对于步骤101,对输入的彩色图像执行颜色空间转换的示意图可参见图7,图7示出了RGB颜色空间转换到HSV颜色空间的示意图。下面假设步骤101输入的彩色图像可以是由电子设备的拍摄装置捕获的图像,也可以是电子设备保存的图像,也可以是执行直方图均衡化的彩色图像。且假设步骤101输入的彩色图像由RGB颜色通道构成,而最符合人眼视觉原理的为HSV颜色通道,使用HSV通道检测文档边缘符合人眼与检测文档边缘算法的感 受一致性,即检测文档边缘算法能够检测出人眼感知到的边缘信息。此处可使用颜色空间转换算法将RGB颜色通道转化为HSV颜色通道,具体过程如下,其中R、G、B分别表示RGB颜色通道的Red、Green、Blue三颜色通道信息,H、S、V表示HSV颜色通道的Hue、Saturation、Value三颜色通道信息:
(1)max=max(R,G,B)
(2)min=min(R,G,B)
(3)if R=max,H=(G-B)/(max-min)
(4)if G=max,H=2+(B-R)/(max-min)
(5)if B=max,H=4+(R-G)/(max-min)
(6)H=H*60
(7)if H<0,H=H+360
(8)V=max(R,G,B)
(9)S=(max-min)/max
对于步骤102,对待处理彩色图像可以是由电子设备的拍摄装置捕获的图像,也可以是电子设备保存的图像,这种情况下,相当于省略可选步骤101直接选用可选步骤102或者先执行步骤102后执行步骤101。如果先执行步骤101后执行步骤102,则待处理图像为执行颜色空间转换后的彩色图像。执行直方图均衡化的效果示意图如图8所示。通常直方图均衡化是将原始图像某通道的分布直方图从比较集中的某个空间变成在全部取值范围内的均匀分布,对图像进行非线性拉伸,从而增加了图像整体对比度,直方图均衡化过程中一般满足如下条件:
(1)像素无论怎么映射,一定要保证原来的大小关系不变,较亮的区域,依旧是较亮的,较暗依旧暗,只是对比度增大,绝对不能明暗颠倒;
(2)如果是八位图像,那么像素映射函数的值域应在0和255之间的,不能越界
(3)通过累积分布函数均匀分配像素值。
对于步骤105,包括但不限于以下三种方式:
方式一:
1051a,计算所述彩色图像中每一个像素点在每个颜色通道中的梯度值及梯度方向。
1052a,将所有颜色通道中的梯度值中的最大值大于第三阈值的像素点标记为第一状态。

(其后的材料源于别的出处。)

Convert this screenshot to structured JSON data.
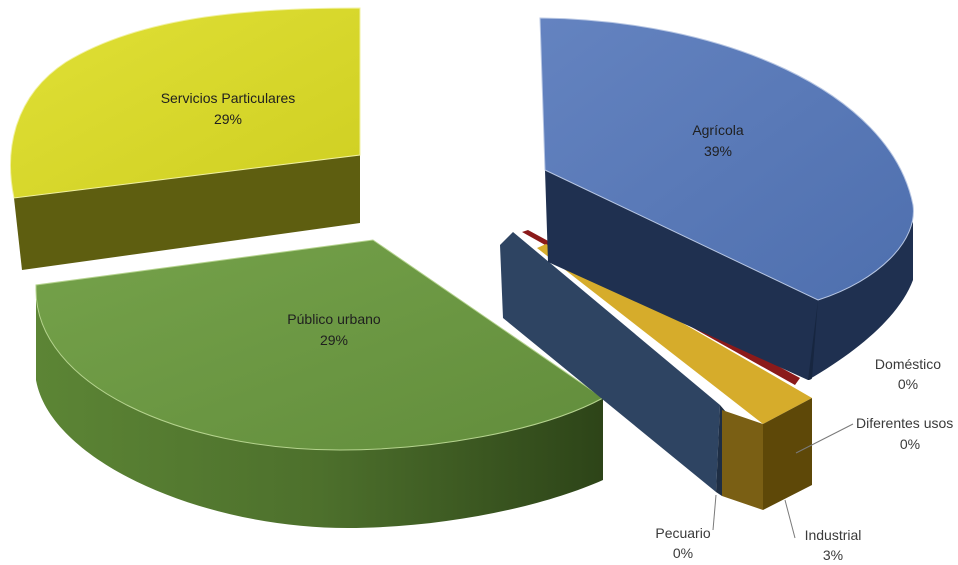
{
  "chart_data": {
    "type": "pie",
    "style": "3d-exploded",
    "legend": "none",
    "slices": [
      {
        "label": "Agrícola",
        "percent_label": "39%",
        "value": 39,
        "color": "#5b7bb9"
      },
      {
        "label": "Doméstico",
        "percent_label": "0%",
        "value": 0,
        "color": "#8b1a1a"
      },
      {
        "label": "Diferentes usos",
        "percent_label": "0%",
        "value": 0,
        "color": "#c9a227"
      },
      {
        "label": "Industrial",
        "percent_label": "3%",
        "value": 3,
        "color": "#b8941d"
      },
      {
        "label": "Pecuario",
        "percent_label": "0%",
        "value": 0,
        "color": "#2e4260"
      },
      {
        "label": "Público urbano",
        "percent_label": "29%",
        "value": 29,
        "color": "#6f9a45"
      },
      {
        "label": "Servicios Particulares",
        "percent_label": "29%",
        "value": 29,
        "color": "#d9d92a"
      }
    ]
  }
}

1053a,从标记为所述第一状态的多个像素点中选择所有颜色通道中的梯度值中的最大值为最大的像素点作为起始点,在所有颜色通道执行直线检测得到所有颜色通道对应的直线;将从该起始点出发执行直线检测得到所有颜色通道对应的直线中最长直线保存,加入候选文档边缘列表,并将所有颜色通道中该最长直线上点标记为第二状态;
重复执行步骤1053a直至所述彩色图像的全部像素点标记为所述第二状态。具体地,(1)梯度实质是是对图像这个二维离散函数的求导,反映了图像的强弱变化。梯度包含梯度值、梯度方向两个维度,梯度值反映了图像强弱变化具体大小,而梯度方向则指代图像强弱变化最大的方向。以Hue单通道为例,在坐标点(i,j)处的值为h(i,j),则图像在该点x轴方向的变化dx(i,j)=I(i+1,j)-I(i,j);y轴方向的变化dy(i,j)=I(i,j+1)-I(i,j);因此Hue单通道图像在像素点(i,j)处的梯度值为GradH(i,j)=dx(i,j)+dy(i,j),类似的,图像在像素点(i,j)处的Saturation通道梯度为GradS(i,j),Value通道梯度GradV(i,j)。将所有像素点上的三个通道最大梯度值定义为该点的梯度,即Grad(i,j)=max(GradH(i,j),GradS(i,j),GradV(i,j)),然后将所有像素点按梯度值大小进行排序,若某像素点存在某一通道将梯度值大于某一阈值的点标记为第一状态(例如,Unused)。应理解:梯度是向量,梯度值是标量。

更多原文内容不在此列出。